Two young women programmers working on laptops developing accessibility technology in Gaza

Gaza Sisters Code Apps for the Deaf Amid War

🦸 Hero Alert

Two young programmers from Gaza are teaching displaced youth to code and building AI tools for people with hearing impairments. Despite nearly all schools closing since October 2023, Lama and Yara Elnajjar continue creating technology that transforms lives.

A car horn blared on a crowded Gaza street as Lama and Yara Elnajjar walked home from school one afternoon. Everyone jumped to safety except one man who stood frozen in the vehicle's path because he was deaf.

That moment changed everything for the two sisters. They asked themselves a powerful question: how could technology become an ear for those who cannot hear?

The answer became Nabheni, an AI-powered app that detects important sounds like alarms, doorbells, and car horns, then sends alerts to a smartwatch or phone. The technology turns environmental sounds into actionable information, giving deaf individuals greater safety and independence in their daily lives.

Before October 2023, Gaza had one of the world's highest literacy rates at 97 percent, with more than 95 percent of children enrolled in school. Today, nearly all schools have closed, leaving around 645,000 children without formal education.

But the Elnajjar sisters refused to let the crisis stop them. In July 2024, they launched Code for Future, a four-month programme teaching programming to displaced youth living in camps.

Gaza Sisters Code Apps for the Deaf Amid War

Around 50 students learned Flutter and Python despite frequent power outages and limited internet access. Many had been out of school for months, yet they built real projects that serve their community, including a mobile app reminding elderly people to take their medication on time.

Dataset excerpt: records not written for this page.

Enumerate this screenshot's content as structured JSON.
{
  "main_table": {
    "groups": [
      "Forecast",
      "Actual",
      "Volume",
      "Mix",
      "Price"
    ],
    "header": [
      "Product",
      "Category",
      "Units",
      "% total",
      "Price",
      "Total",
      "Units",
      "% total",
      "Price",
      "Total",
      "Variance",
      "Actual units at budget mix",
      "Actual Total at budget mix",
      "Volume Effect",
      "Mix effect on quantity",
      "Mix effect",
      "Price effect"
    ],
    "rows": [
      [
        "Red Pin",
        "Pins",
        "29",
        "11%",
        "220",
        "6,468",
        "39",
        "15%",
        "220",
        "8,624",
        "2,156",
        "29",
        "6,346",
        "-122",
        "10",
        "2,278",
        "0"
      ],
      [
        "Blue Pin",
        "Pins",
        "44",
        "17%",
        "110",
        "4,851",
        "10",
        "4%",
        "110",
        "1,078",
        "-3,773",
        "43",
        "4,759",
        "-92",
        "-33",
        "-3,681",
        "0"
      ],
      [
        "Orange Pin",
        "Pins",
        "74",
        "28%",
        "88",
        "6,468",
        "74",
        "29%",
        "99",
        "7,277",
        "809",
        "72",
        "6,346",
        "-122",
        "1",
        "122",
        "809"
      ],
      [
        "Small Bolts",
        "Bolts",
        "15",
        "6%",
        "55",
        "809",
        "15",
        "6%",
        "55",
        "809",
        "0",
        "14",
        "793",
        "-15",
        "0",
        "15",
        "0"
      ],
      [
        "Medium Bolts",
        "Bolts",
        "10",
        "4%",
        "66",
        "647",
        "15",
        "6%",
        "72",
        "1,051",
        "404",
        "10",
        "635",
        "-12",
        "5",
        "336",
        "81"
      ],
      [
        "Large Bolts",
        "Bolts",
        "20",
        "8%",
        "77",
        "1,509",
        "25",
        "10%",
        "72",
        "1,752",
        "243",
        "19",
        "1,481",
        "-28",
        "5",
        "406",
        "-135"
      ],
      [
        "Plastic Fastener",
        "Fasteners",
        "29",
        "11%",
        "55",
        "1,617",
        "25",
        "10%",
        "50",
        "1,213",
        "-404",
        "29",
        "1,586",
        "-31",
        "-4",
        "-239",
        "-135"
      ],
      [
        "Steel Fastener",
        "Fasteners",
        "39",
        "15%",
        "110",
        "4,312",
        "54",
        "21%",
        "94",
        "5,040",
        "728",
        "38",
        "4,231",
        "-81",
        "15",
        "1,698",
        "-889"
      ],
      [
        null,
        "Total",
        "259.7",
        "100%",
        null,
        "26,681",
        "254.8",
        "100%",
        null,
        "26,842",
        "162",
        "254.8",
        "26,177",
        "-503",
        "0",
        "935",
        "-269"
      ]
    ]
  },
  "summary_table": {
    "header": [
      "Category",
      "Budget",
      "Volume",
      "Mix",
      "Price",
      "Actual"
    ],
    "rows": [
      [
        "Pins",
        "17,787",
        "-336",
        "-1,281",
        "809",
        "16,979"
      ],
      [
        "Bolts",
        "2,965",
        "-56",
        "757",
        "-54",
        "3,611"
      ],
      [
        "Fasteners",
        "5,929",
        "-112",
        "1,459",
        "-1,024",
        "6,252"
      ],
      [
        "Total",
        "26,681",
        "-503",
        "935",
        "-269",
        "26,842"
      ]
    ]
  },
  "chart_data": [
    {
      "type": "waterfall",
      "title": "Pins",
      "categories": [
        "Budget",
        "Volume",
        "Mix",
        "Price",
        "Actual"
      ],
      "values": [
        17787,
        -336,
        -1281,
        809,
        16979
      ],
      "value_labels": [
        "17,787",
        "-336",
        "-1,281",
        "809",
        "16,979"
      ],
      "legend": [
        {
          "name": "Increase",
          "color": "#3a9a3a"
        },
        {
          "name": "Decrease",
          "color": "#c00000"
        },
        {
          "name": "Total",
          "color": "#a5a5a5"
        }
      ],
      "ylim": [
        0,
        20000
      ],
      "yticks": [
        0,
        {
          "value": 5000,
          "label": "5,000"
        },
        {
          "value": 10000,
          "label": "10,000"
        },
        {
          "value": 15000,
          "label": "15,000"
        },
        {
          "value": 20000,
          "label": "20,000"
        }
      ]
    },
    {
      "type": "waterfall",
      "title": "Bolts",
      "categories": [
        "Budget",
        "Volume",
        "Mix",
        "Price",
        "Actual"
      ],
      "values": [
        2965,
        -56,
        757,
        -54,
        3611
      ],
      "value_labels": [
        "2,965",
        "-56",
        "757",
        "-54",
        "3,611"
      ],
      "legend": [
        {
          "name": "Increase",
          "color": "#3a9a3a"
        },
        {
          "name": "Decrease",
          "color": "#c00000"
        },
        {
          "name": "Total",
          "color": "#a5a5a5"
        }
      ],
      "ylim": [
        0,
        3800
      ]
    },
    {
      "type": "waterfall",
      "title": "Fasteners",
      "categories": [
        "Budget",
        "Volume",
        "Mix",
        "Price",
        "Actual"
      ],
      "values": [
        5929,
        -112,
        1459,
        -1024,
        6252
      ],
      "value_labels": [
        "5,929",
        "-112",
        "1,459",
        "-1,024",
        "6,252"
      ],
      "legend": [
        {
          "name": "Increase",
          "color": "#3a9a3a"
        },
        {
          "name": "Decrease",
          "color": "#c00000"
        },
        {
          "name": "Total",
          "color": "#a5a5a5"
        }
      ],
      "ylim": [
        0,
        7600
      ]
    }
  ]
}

The sisters' younger siblings share the same passion for technology and social good. They developed Power of Mind, an app using EEG technology that allows people with mobility disabilities to control devices through brainwaves.

The Ripple Effect

The Elnajjar family's work shows how innovation thrives even in the toughest circumstances. Their projects earned international recognition, including WSIS Champions and Expo Malisa Asia awards, and the sisters traveled to NASA through the Tech Talent programme.

More importantly, the students who completed Code for Future gained confidence and skills that open doors to future opportunities. They earned recognized Technovation certificates and now serve as proof that education and hope can survive even when systems collapse.

The sisters work closely with Technovation as student ambassadors, spreading their vision that technology should empower everyone. Their apps address real problems they witnessed firsthand, turning personal experiences into solutions that improve lives.

Across Gaza, hundreds of thousands of students have seen their education interrupted, but stories like the Elnajjar sisters remind us that learning never truly stops when determination meets opportunity.